AMD Radeon HD 7990: Eight Games And A Beastly Card For $1,000
By , Igor Wallossek

Measuring the general-purpose compute performance of multi-GPU solutions is a challenge because not every app knows how to exploit more than one graphics processor at a time. We also have to strike CUDA- or Stream/APP-only software from our list. That doesn’t leave many options, which is why we’re limiting our search to OpenCL-accelerated applications.

The most obvious benefit to OpenCL is that both vendors’ cards compete on a playing field that is as level as we can make it. Besides, a comparison using real-world metrics covering floating-point (FP32) and double-precision (FP64) math is much more interesting than a huge field of synthetic benchmarks. As usual, we also include a number of current workstation-class cards to see how they fare relative to their consumer siblings.

Rendering

We chose two different renderers that take almost opposing approaches to optimization. On one hand, we have the well-known LuxMark benchmark based on the LuxRender engine. On the other, we use the integrated benchmark of RatGPU, an application that tends to favor Nvidia cards but isn’t really optimized for either architecture. LuxMark reports its result in samples per second, while RatGPU measures the time per run. 

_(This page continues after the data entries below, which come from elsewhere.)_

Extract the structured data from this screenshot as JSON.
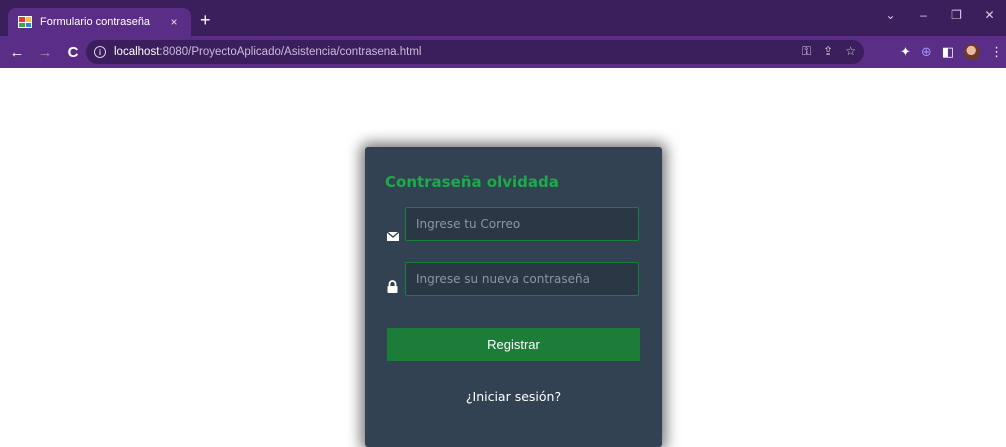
{
  "browser": {
    "tab": {
      "title": "Formulario contraseña",
      "close": "×"
    },
    "new_tab": "+",
    "window_controls": [
      "⌄",
      "–",
      "❐",
      "✕"
    ],
    "nav": {
      "back": "←",
      "forward": "→",
      "reload": "C"
    },
    "address": {
      "host": "localhost",
      "path": ":8080/ProyectoAplicado/Asistencia/contrasena.html"
    }
  },
  "form": {
    "title": "Contraseña olvidada",
    "email_placeholder": "Ingrese tu Correo",
    "password_placeholder": "Ingrese su nueva contraseña",
    "register_label": "Registrar",
    "login_link": "¿Iniciar sesión?"
  },
  "colors": {
    "accent_green": "#1bab4a",
    "card_bg": "#334252",
    "browser_purple": "#5a2d86"
  }
}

There’s really not much to say about LuxMark that the chart doesn’t already tell us. AMD’s GCN architecture dominates, and an OpenCL-optimized application able to exploit two Tahiti GPUs simply screams.

Meanwhile, RatGPU shows us what many CUDA-enabled renderers have proven in the past, namely none of the Kepler-based GeForce cards can keep up with the Fermi-based GeForce GTX 580 in compute-heavy software. It’s a little strange that the VLIW4-based Radeon HD 6970 is faster than Radeon HD 7970 GHz Edition, though.

Encryption

The software we’re using for this test treats the multi-chip cards as if they have one GPU, so performance scales very well. AMD’s Radeon HD 7990, which seems to excel in integer-based hashing operations, performs really well, followed by a number of other GCN-based boards.

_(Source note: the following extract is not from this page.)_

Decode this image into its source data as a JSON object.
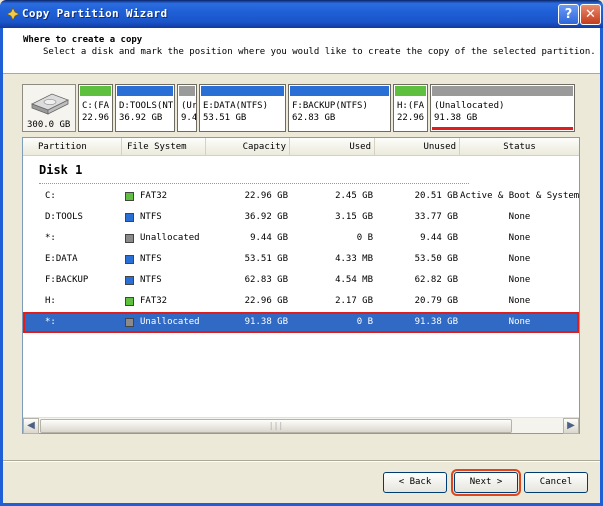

Financial Analysis Performance (Float/FP32)

We see the same sort of near-ideal scaling from the Radeon HD 7990 in our four financial analysis benchmarks (two benchmarks with two levels of precision each). Indeed, AMD’s flagship almost delivers two times the performance of the single-GPU Radeon HD 7970 GHz Edition, despite slightly lower clock rates. Meanwhile, the GeForce GTX Titan and 690 can’t even compete.

Financial Analysis Performance (Double/FP64)

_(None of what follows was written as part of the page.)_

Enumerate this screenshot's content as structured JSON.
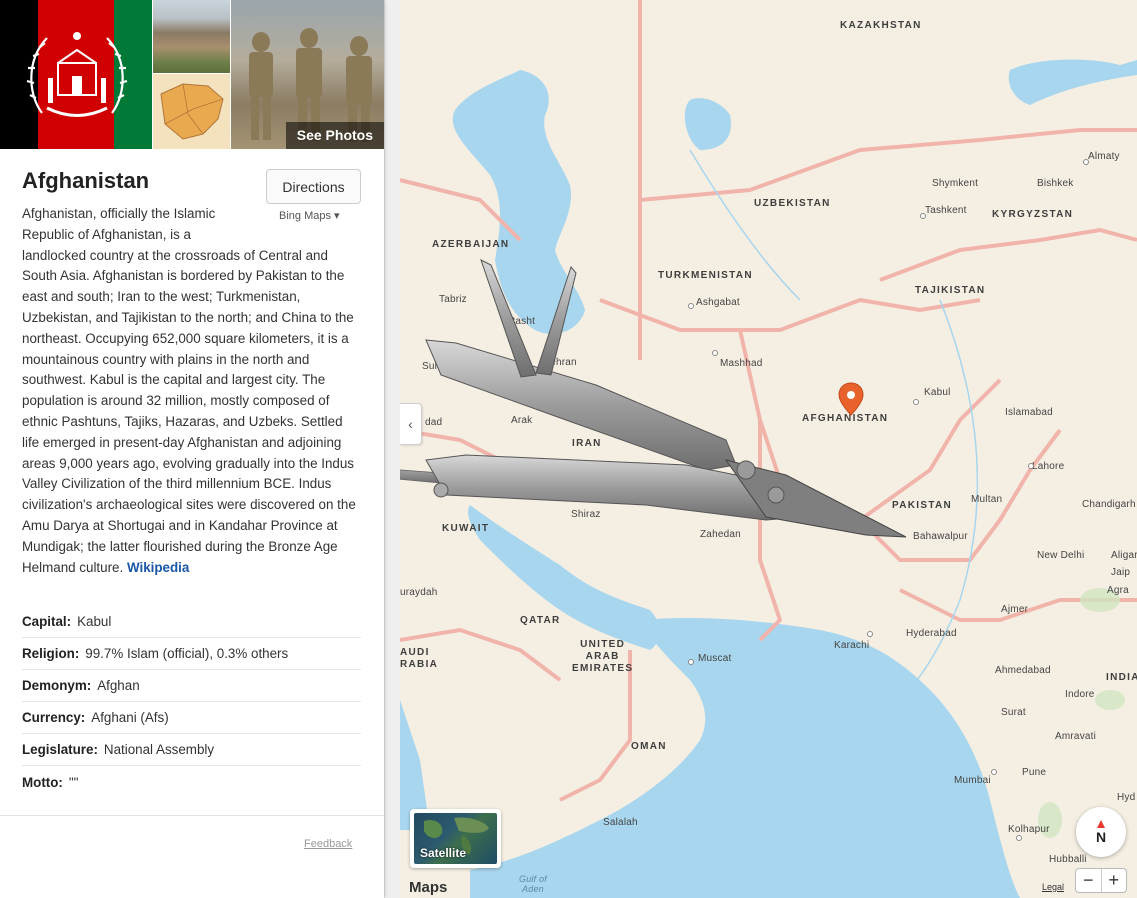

Repeating those two benchmarks using double-precision math makes the differences even more apparent. While Nvidia’s other cards struggle with FP64, the Titan actually does quite decently, especially compared to the GK104-based GeForce GTX 690 and GTX 680. The trick is to activate CUDA’s dual-precision mode in the card’s driver, which also extends functionality to OpenCL. Although this negatively affects clock rates, the card is faster overall in FP64-based workloads.

Meanwhile, the Radeon HD 7990 doesn’t need any tweaking to achieve its impressive and chart-topping performance.